Ce questionnement traduit la transformation qu’a introduite en Europe la modernité (telle qu’elle se développe à partir du dix-huitième siècle). Auparavant, pour la plupart, le christianisme semblait aller de soi, comme le climat où on vit ou l’atmosphère qu’on respire. On ne se demandait guère ce qu’il était ; en général, on pensait le savoir et il n’y avait pas lieu de beaucoup s’en préoccuper. Avec la sécularisation qui s’amorce, voilà qu’il devient une option facultative et un objet qu’on peut considérer du dehors. Il importe désormais de le décrire le plus exactement possible pour pouvoir le comprendre et l’évaluer. C’est ce qu’essaient de faire au début du 19ème siècle le théologien protestant Schleiermacher et le philosophe, également protestant, Hegel.

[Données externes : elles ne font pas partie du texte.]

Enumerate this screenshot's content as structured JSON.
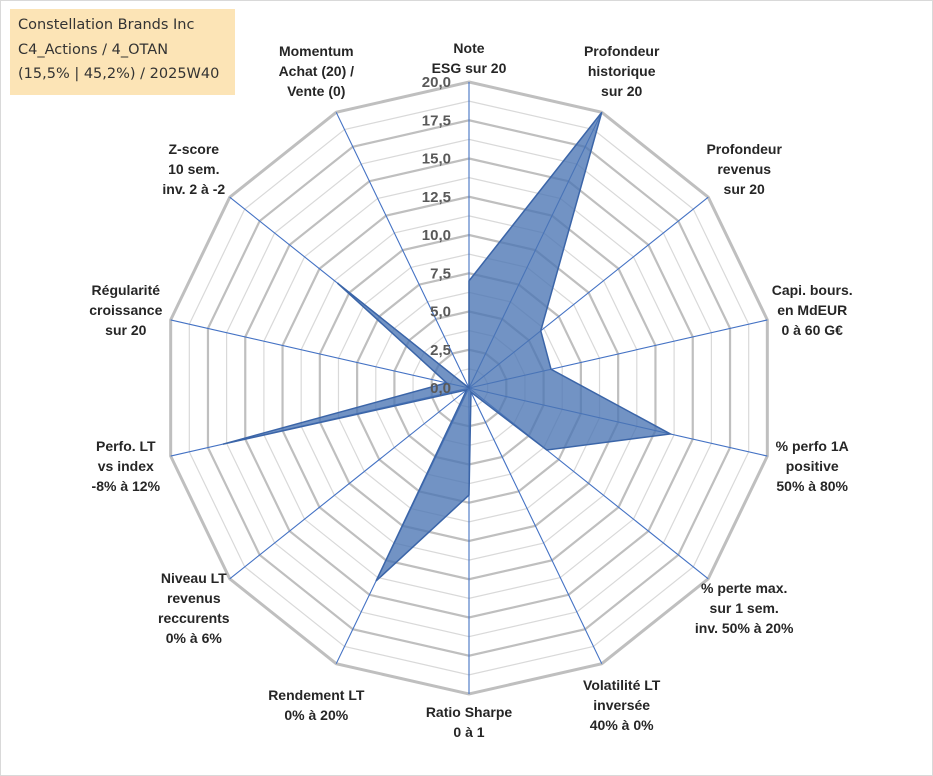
{
  "info_box": {
    "line1": "Constellation Brands Inc",
    "line2": "C4_Actions / 4_OTAN",
    "line3": "(15,5% | 45,2%) / 2025W40"
  },
  "colors": {
    "series_fill": "#4a74b4",
    "series_line": "#3b65a8",
    "spoke": "#4472c4",
    "grid_major": "#bfbfbf",
    "grid_minor": "#d9d9d9",
    "info_box_bg": "#fce4b6"
  },
  "chart_data": {
    "type": "radar",
    "title": "",
    "scale_min": 0,
    "scale_max": 20,
    "scale_step": 2.5,
    "tick_labels": [
      "0,0",
      "2,5",
      "5,0",
      "7,5",
      "10,0",
      "12,5",
      "15,0",
      "17,5",
      "20,0"
    ],
    "grid": true,
    "legend": "none",
    "axes": [
      [
        "Note",
        "ESG sur 20"
      ],
      [
        "Profondeur",
        "historique",
        "sur 20"
      ],
      [
        "Profondeur",
        "revenus",
        "sur 20"
      ],
      [
        "Capi. bours.",
        "en MdEUR",
        "0 à 60 G€"
      ],
      [
        "% perfo 1A",
        "positive",
        "50% à 80%"
      ],
      [
        "% perte max.",
        "sur 1 sem.",
        "inv. 50% à 20%"
      ],
      [
        "Volatilité LT",
        "inversée",
        "40% à 0%"
      ],
      [
        "Ratio Sharpe",
        "0 à 1"
      ],
      [
        "Rendement LT",
        "0% à 20%"
      ],
      [
        "Niveau LT",
        "revenus",
        "reccurents",
        "0% à 6%"
      ],
      [
        "Perfo. LT",
        "vs index",
        "-8% à 12%"
      ],
      [
        "Régularité",
        "croissance",
        "sur 20"
      ],
      [
        "Z-score",
        "10 sem.",
        "inv. 2 à -2"
      ],
      [
        "Momentum",
        "Achat (20) /",
        "Vente (0)"
      ]
    ],
    "series": [
      {
        "values": [
          7.0,
          20.0,
          6.0,
          5.5,
          13.5,
          6.5,
          0.3,
          7.0,
          14.0,
          0.2,
          16.5,
          1.5,
          11.0,
          0.0
        ]
      }
    ]
  }
}
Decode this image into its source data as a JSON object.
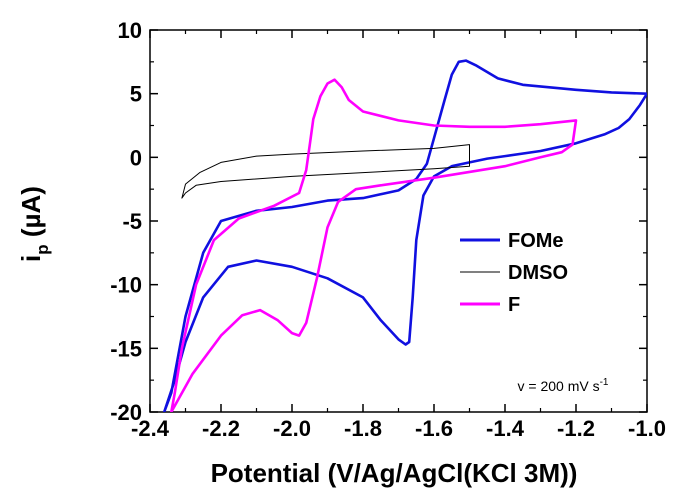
{
  "chart_data": {
    "type": "line",
    "xlabel": "Potential (V/Ag/AgCl(KCl 3M))",
    "ylabel_main": "i",
    "ylabel_sub": "p",
    "ylabel_unit": " (µA)",
    "xlim": [
      -2.4,
      -1.0
    ],
    "ylim": [
      -20,
      10
    ],
    "xticks": [
      -2.4,
      -2.2,
      -2.0,
      -1.8,
      -1.6,
      -1.4,
      -1.2,
      -1.0
    ],
    "yticks": [
      -20,
      -15,
      -10,
      -5,
      0,
      5,
      10
    ],
    "xtick_labels": [
      "-2.4",
      "-2.2",
      "-2.0",
      "-1.8",
      "-1.6",
      "-1.4",
      "-1.2",
      "-1.0"
    ],
    "ytick_labels": [
      "-20",
      "-15",
      "-10",
      "-5",
      "0",
      "5",
      "10"
    ],
    "legend_position": "right",
    "annotation": {
      "prefix": "v = 200 mV s",
      "superscript": "-1"
    },
    "series": [
      {
        "name": "FOMe",
        "color": "#1010E0",
        "points": [
          [
            -1.0,
            5.0
          ],
          [
            -1.02,
            4.1
          ],
          [
            -1.05,
            3.0
          ],
          [
            -1.08,
            2.3
          ],
          [
            -1.12,
            1.8
          ],
          [
            -1.2,
            1.1
          ],
          [
            -1.3,
            0.5
          ],
          [
            -1.4,
            0.1
          ],
          [
            -1.45,
            -0.1
          ],
          [
            -1.5,
            -0.4
          ],
          [
            -1.55,
            -0.7
          ],
          [
            -1.6,
            -1.5
          ],
          [
            -1.63,
            -3.0
          ],
          [
            -1.65,
            -6.5
          ],
          [
            -1.66,
            -11.0
          ],
          [
            -1.67,
            -14.5
          ],
          [
            -1.68,
            -14.7
          ],
          [
            -1.7,
            -14.3
          ],
          [
            -1.75,
            -12.8
          ],
          [
            -1.8,
            -11.0
          ],
          [
            -1.9,
            -9.5
          ],
          [
            -2.0,
            -8.6
          ],
          [
            -2.1,
            -8.1
          ],
          [
            -2.18,
            -8.6
          ],
          [
            -2.25,
            -11.0
          ],
          [
            -2.3,
            -14.5
          ],
          [
            -2.33,
            -17.5
          ],
          [
            -2.36,
            -20.0
          ],
          [
            -2.34,
            -18.5
          ],
          [
            -2.3,
            -12.5
          ],
          [
            -2.25,
            -7.5
          ],
          [
            -2.2,
            -5.0
          ],
          [
            -2.1,
            -4.2
          ],
          [
            -2.0,
            -3.9
          ],
          [
            -1.9,
            -3.4
          ],
          [
            -1.8,
            -3.2
          ],
          [
            -1.7,
            -2.6
          ],
          [
            -1.65,
            -1.7
          ],
          [
            -1.62,
            -0.5
          ],
          [
            -1.6,
            1.5
          ],
          [
            -1.57,
            4.5
          ],
          [
            -1.55,
            6.5
          ],
          [
            -1.53,
            7.5
          ],
          [
            -1.51,
            7.6
          ],
          [
            -1.48,
            7.2
          ],
          [
            -1.42,
            6.2
          ],
          [
            -1.35,
            5.7
          ],
          [
            -1.2,
            5.3
          ],
          [
            -1.1,
            5.1
          ],
          [
            -1.0,
            5.0
          ]
        ]
      },
      {
        "name": "DMSO",
        "color": "#000000",
        "points": [
          [
            -1.5,
            1.0
          ],
          [
            -1.6,
            0.7
          ],
          [
            -1.8,
            0.5
          ],
          [
            -2.0,
            0.25
          ],
          [
            -2.1,
            0.1
          ],
          [
            -2.2,
            -0.4
          ],
          [
            -2.26,
            -1.2
          ],
          [
            -2.3,
            -2.1
          ],
          [
            -2.31,
            -3.2
          ],
          [
            -2.3,
            -2.8
          ],
          [
            -2.27,
            -2.2
          ],
          [
            -2.2,
            -1.9
          ],
          [
            -2.0,
            -1.5
          ],
          [
            -1.8,
            -1.2
          ],
          [
            -1.6,
            -0.9
          ],
          [
            -1.5,
            -0.7
          ],
          [
            -1.5,
            1.0
          ]
        ]
      },
      {
        "name": "F",
        "color": "#FF00FF",
        "points": [
          [
            -1.2,
            2.9
          ],
          [
            -1.3,
            2.6
          ],
          [
            -1.4,
            2.4
          ],
          [
            -1.5,
            2.4
          ],
          [
            -1.6,
            2.5
          ],
          [
            -1.7,
            2.9
          ],
          [
            -1.8,
            3.6
          ],
          [
            -1.84,
            4.5
          ],
          [
            -1.86,
            5.5
          ],
          [
            -1.88,
            6.1
          ],
          [
            -1.9,
            5.8
          ],
          [
            -1.92,
            4.8
          ],
          [
            -1.94,
            3.0
          ],
          [
            -1.95,
            1.0
          ],
          [
            -1.96,
            -1.0
          ],
          [
            -1.98,
            -2.8
          ],
          [
            -2.05,
            -3.8
          ],
          [
            -2.15,
            -4.8
          ],
          [
            -2.22,
            -6.5
          ],
          [
            -2.27,
            -10.0
          ],
          [
            -2.31,
            -15.0
          ],
          [
            -2.33,
            -18.5
          ],
          [
            -2.34,
            -20.0
          ],
          [
            -2.32,
            -19.0
          ],
          [
            -2.28,
            -17.0
          ],
          [
            -2.2,
            -14.0
          ],
          [
            -2.14,
            -12.4
          ],
          [
            -2.09,
            -12.0
          ],
          [
            -2.04,
            -12.8
          ],
          [
            -2.0,
            -13.8
          ],
          [
            -1.98,
            -14.0
          ],
          [
            -1.96,
            -13.0
          ],
          [
            -1.93,
            -9.5
          ],
          [
            -1.9,
            -5.5
          ],
          [
            -1.87,
            -3.5
          ],
          [
            -1.82,
            -2.5
          ],
          [
            -1.75,
            -2.2
          ],
          [
            -1.6,
            -1.6
          ],
          [
            -1.4,
            -0.7
          ],
          [
            -1.3,
            0.0
          ],
          [
            -1.24,
            0.4
          ],
          [
            -1.21,
            1.0
          ],
          [
            -1.2,
            2.9
          ]
        ]
      }
    ]
  }
}
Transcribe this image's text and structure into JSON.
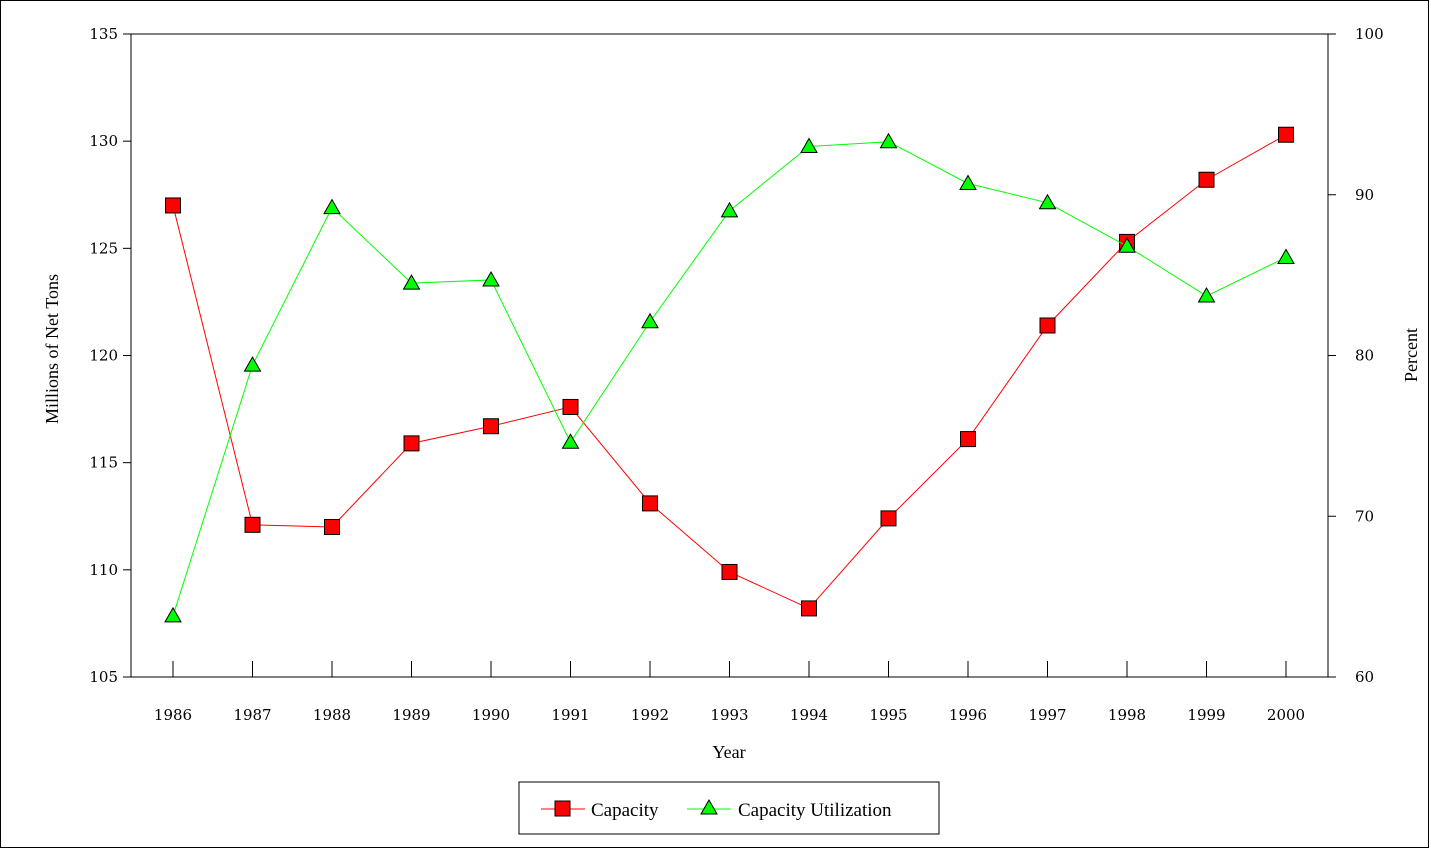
{
  "chart_data": {
    "type": "line",
    "categories": [
      "1986",
      "1987",
      "1988",
      "1989",
      "1990",
      "1991",
      "1992",
      "1993",
      "1994",
      "1995",
      "1996",
      "1997",
      "1998",
      "1999",
      "2000"
    ],
    "xlabel": "Year",
    "ylabel": "Millions of Net Tons",
    "y2label": "Percent",
    "ylim": [
      105,
      135
    ],
    "y2lim": [
      60,
      100
    ],
    "yticks": [
      105,
      110,
      115,
      120,
      125,
      130,
      135
    ],
    "y2ticks": [
      60,
      70,
      80,
      90,
      100
    ],
    "grid": false,
    "legend_position": "bottom-center",
    "series": [
      {
        "name": "Capacity",
        "axis": "left",
        "marker": "square",
        "color": "#ff0000",
        "values": [
          127.0,
          112.1,
          112.0,
          115.9,
          116.7,
          117.6,
          113.1,
          109.9,
          108.2,
          112.4,
          116.1,
          121.4,
          125.3,
          128.2,
          130.3
        ]
      },
      {
        "name": "Capacity Utilization",
        "axis": "right",
        "marker": "triangle",
        "color": "#00ff00",
        "values": [
          63.8,
          79.4,
          89.2,
          84.5,
          84.7,
          74.6,
          82.1,
          89.0,
          93.0,
          93.3,
          90.7,
          89.5,
          86.8,
          83.7,
          86.1
        ]
      }
    ]
  }
}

On voit surgir des analyses qui cherchent l’essence du christianisme ailleurs que dans son message explicite. En 1841, Ludwig Feuerbach fait paraître un livre intitulé, comme celui d’Harnack, L’essence du christianisme [3] . Pour Feuerbach, le christianisme a une vérité, mais cette vérité, masquée ou déguisée, contredit et détruit celle qu’il proclame ou revendique explicitement. Ce qu’il dit de Dieu à la fois cache et traduit un discours sur l’homme. Son essence est anthropologique et non théologique, ce que soutiendront dans des registres très différents des auteurs tels que Marx, Nietzsche et Freud.

À l’intérieur même du christianisme, la modernité entraîne une triple mutation qui entraîne des révisions, des réajustements, voire des révolutions[4]. Avec la critique historique, le rapport avec le texte se modifie, on lit autrement la Bible. Avec la critique de la connaissance, liée au kantisme, on ne voit plus dans le dogme la formulation absolue de la vérité. Avec la sécularisation, le rapport de la religion avec la culture devient problématique. S’interroger sur l’essence du christianisme signifie se demander si, en s’adaptant à la situation nouvelle qui constitue ou que génère la modernité, on se montre fidèle à l’évangile, ce que pensent libéraux, ou si on le trahit, ce dont les orthodoxes sont convaincus. Les deux partis s’affrontent parfois durement.

Dans ces conférences, Harnack ne prend pas, comme le font parfois les historiens, un thème sans rapport avec le présent. Il choisit un problème d’une actualité brûlante qui préoccupait alors, à des titres divers, quantité de gens.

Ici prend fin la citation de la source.